Doch leider wird mir "*forShortStyle*", sowie "*DatePicker*" unterstrichen mit der Fehlermeldung:

"_The method forShortStyle(String, Model<Date>, boolean) is undefined for the type DateTextField_".

Kann mir einer helfen, weiss nicht woran es liegen könnte Oo.

Vielen Dank


----------



## VfL_Freak (24. Jun 2014)

Moin,



legalizeSINCE88 hat gesagt.:


> Doch leider wird mir "*forShortStyle*", sowie "*DatePicker*" unterstrichen mit der Fehlermeldung:
> "_The method forShortStyle(String, Model<Date>, boolean) is undefined for the type DateTextField_".
> Kann mir einer helfen, weiss nicht woran es liegen könnte


Kenne mich damit zwar nicht wirklich aus, aber es steht doch da:
laut der Fehlermeldung kennt der Typ "DateTextField" halt keine Methode "forShortStyle" ... 

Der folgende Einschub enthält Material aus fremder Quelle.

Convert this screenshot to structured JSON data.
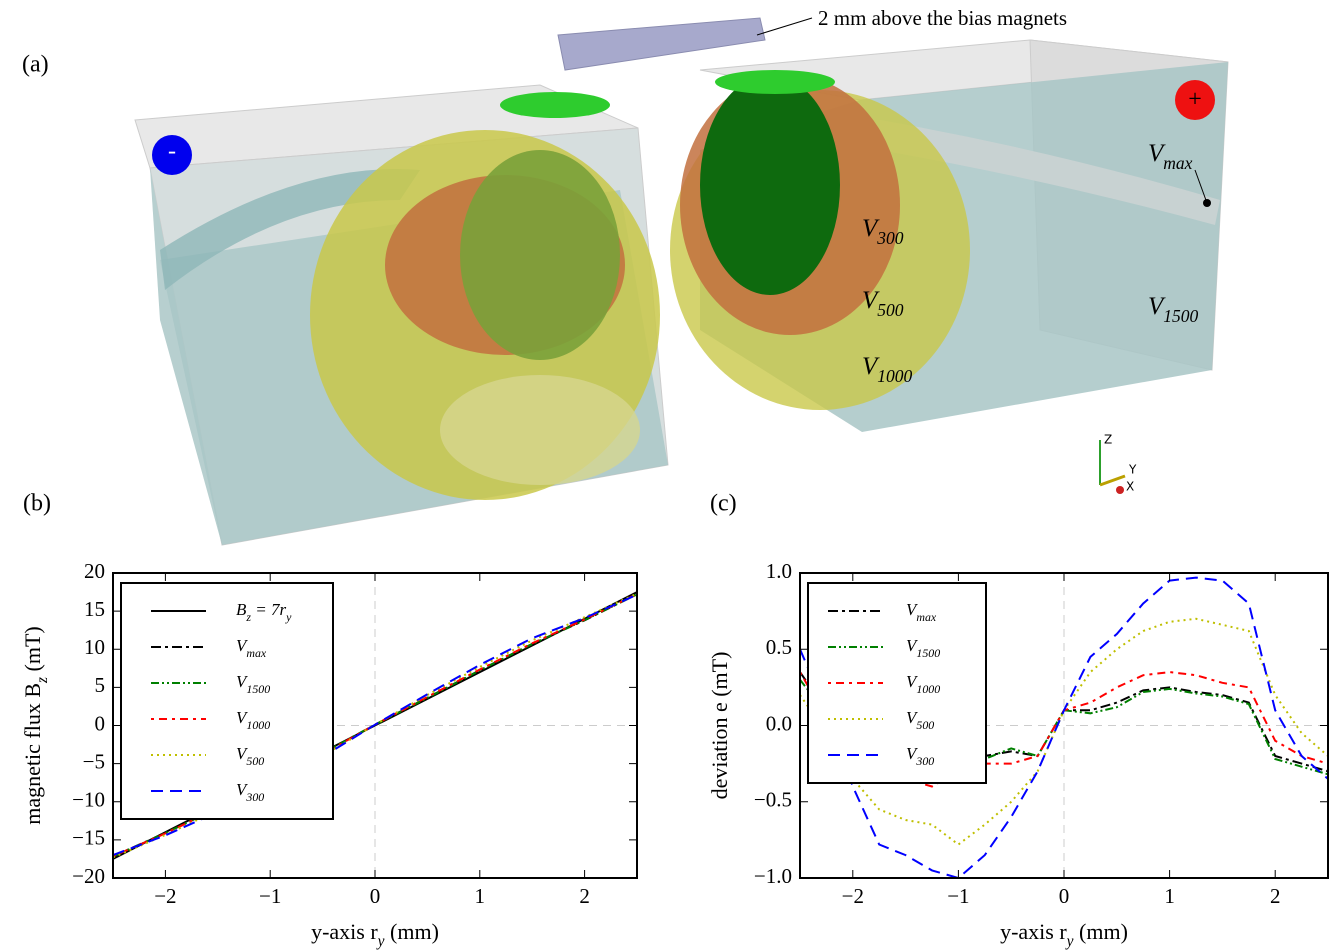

Behauptet denn die API das Gegenteil ???:L

Gruß
Klaus


----------



## stg (25. Jun 2014)

Welche Version von Apache wicket verwendest du? Die nicht verfügare Methode gibt es meines Wissens nach erst seit 1.5


----------



## legalizeSINCE88 (25. Jun 2014)

Ich verwende V. 6.16.0


----------



## Phash (30. Jun 2014)

Klingt doof,  aber die Methode will IModel und kein Model...
Ich hatte das Problem auch mal,  ich schau gleich mal, ob ich das irgendwo find


----------